The sun travels in an arc, so do not try to measure it in the air. You can still see the abnormal position of the sun in the weeks leading up to & after the solstice dates but it is in a constant slow state of change in position as we orbit the sun. Spring & Autumn are the same as before the axis shift except the seasons change more extreme from the additional tilt distances. You can understand better if you familiarize yourself with how the axis tilt & orbit around the sun cause the change in seasons. Basic orbital mechanics from grade school science.
The sun which is now hundreds of miles further north in the summer is due to our axis shifting our global position several hundred miles toward the south in the summer. During the winter, the tilt is in a reversed perspective where we are some hundred miles farther to the north which causes the sun to appear too far to the south. This situation has essentially moved the tropic of cancer north of the US from its mid Mexico position & the Tropic of Capricorn to the south of Africa & Australia (with a decrease since the 2015 reversion).

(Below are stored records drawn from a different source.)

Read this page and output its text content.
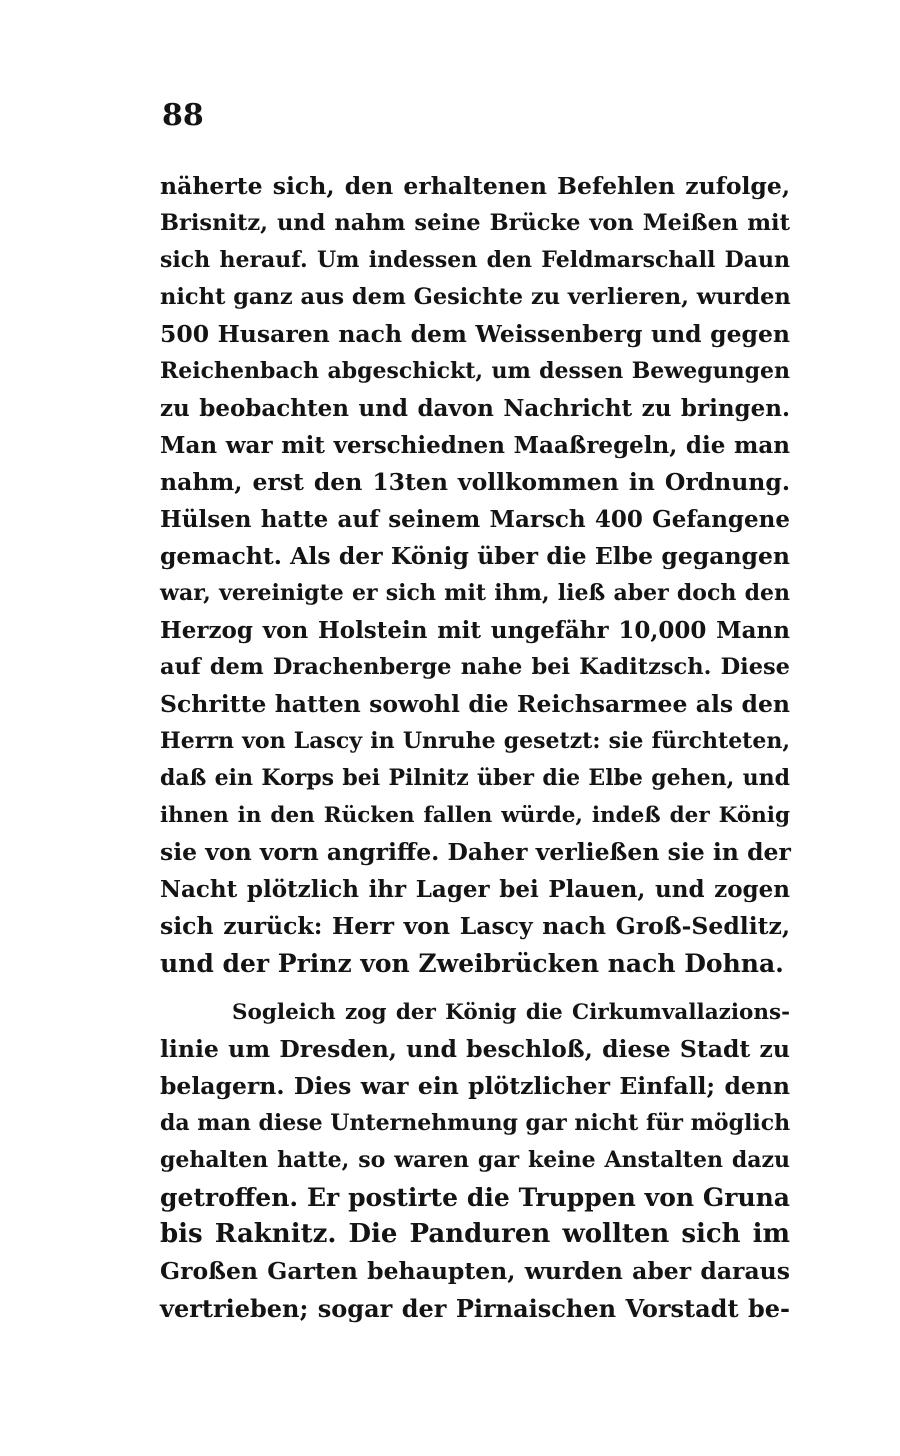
88
näherte sich, den erhaltenen Befehlen zufolge,
Brisnitz, und nahm seine Brücke von Meißen mit
sich herauf. Um indessen den Feldmarschall Daun
nicht ganz aus dem Gesichte zu verlieren, wurden
500 Husaren nach dem Weissenberg und gegen
Reichenbach abgeschickt, um dessen Bewegungen
zu beobachten und davon Nachricht zu bringen.
Man war mit verschiednen Maaßregeln, die man
nahm, erst den 13ten vollkommen in Ordnung.
Hülsen hatte auf seinem Marsch 400 Gefangene
gemacht. Als der König über die Elbe gegangen
war, vereinigte er sich mit ihm, ließ aber doch den
Herzog von Holstein mit ungefähr 10,000 Mann
auf dem Drachenberge nahe bei Kaditzsch. Diese
Schritte hatten sowohl die Reichsarmee als den
Herrn von Lascy in Unruhe gesetzt: sie fürchteten,
daß ein Korps bei Pilnitz über die Elbe gehen, und
ihnen in den Rücken fallen würde, indeß der König
sie von vorn angriffe. Daher verließen sie in der
Nacht plötzlich ihr Lager bei Plauen, und zogen
sich zurück: Herr von Lascy nach Groß-Sedlitz,
und der Prinz von Zweibrücken nach Dohna.
Sogleich zog der König die Cirkumvallazions-
linie um Dresden, und beschloß, diese Stadt zu
belagern. Dies war ein plötzlicher Einfall; denn
da man diese Unternehmung gar nicht für möglich
gehalten hatte, so waren gar keine Anstalten dazu
getroffen. Er postirte die Truppen von Gruna
bis Raknitz. Die Panduren wollten sich im
Großen Garten behaupten, wurden aber daraus
vertrieben; sogar der Pirnaischen Vorstadt be-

Anyone in the US who grows houseplants always knew there was no sunlight in our northern windows until 2005 and avoided those windows for plants. I also used to have an outdoor pen for my cats on the north side of my house & an aviary on the north side of a subsequent house. Neither ever had direct sunlight on the north side of those homes at any time of day. This always troubled me that the pets never could enjoy the sunlight but the north side was the only location available. Even at noon, the house cast a shadow on the north side so they were always in a shadow. This was all before the axis shifted.
Since the first major axis shift occurred in 2004, the sun now streams into the northern facing windows at sunrise & sunset. Even at high noon, there is no longer a shadow on the north side since there was less than an inch of shadow this year 2015.
In 2014 the new tropic of Cancer was north of the Canadian border. The reversion in 2015 moved the line back down north of the Oklahoma border. Since the axis shift in 2004, we now have the Sunrise & sunset streaming sunlight into our northern windows each June and no shadow cast on the north side of the house.
There was a significant increase in the sun position toward the north in 2014 adding to the axis shifts after 2004 which totaled about 2000 miles to our axis tilt. Then there was a marked decrease in 2015 reducing our axis tilt from 2000 miles to about 850 miles. The photos show how the sun position has changed from year to year since 2004. They include several annual solar position measurements from central Texas taken on June 21st each year at sunrise & sunset.
As I mentioned, I believe this reversion (decrease from 2000 miles to 850 miles between June 2014 and June 2015 after a prior increase from 1200 to 2000 miles between 2013 and 2014) to be indicative of a death wobble just before the planet Axis makes the final shift onto its side. Like a spinning top wobbling just before it falls over. These frequent changes indicate a very disconcerting situation.
We will have to be diligent about tracking these solar measurements to verify this is a death wobble or not. The last two years have shown marked changes so it will be interesting to see the 2016 measurements. Hopefully, our friends in the Southern Hemisphere may see changes in December to alert us to the changes earlier. Their feedback will be critical in seeing the changes sooner if this turns out to be a death Wobble as I suspect.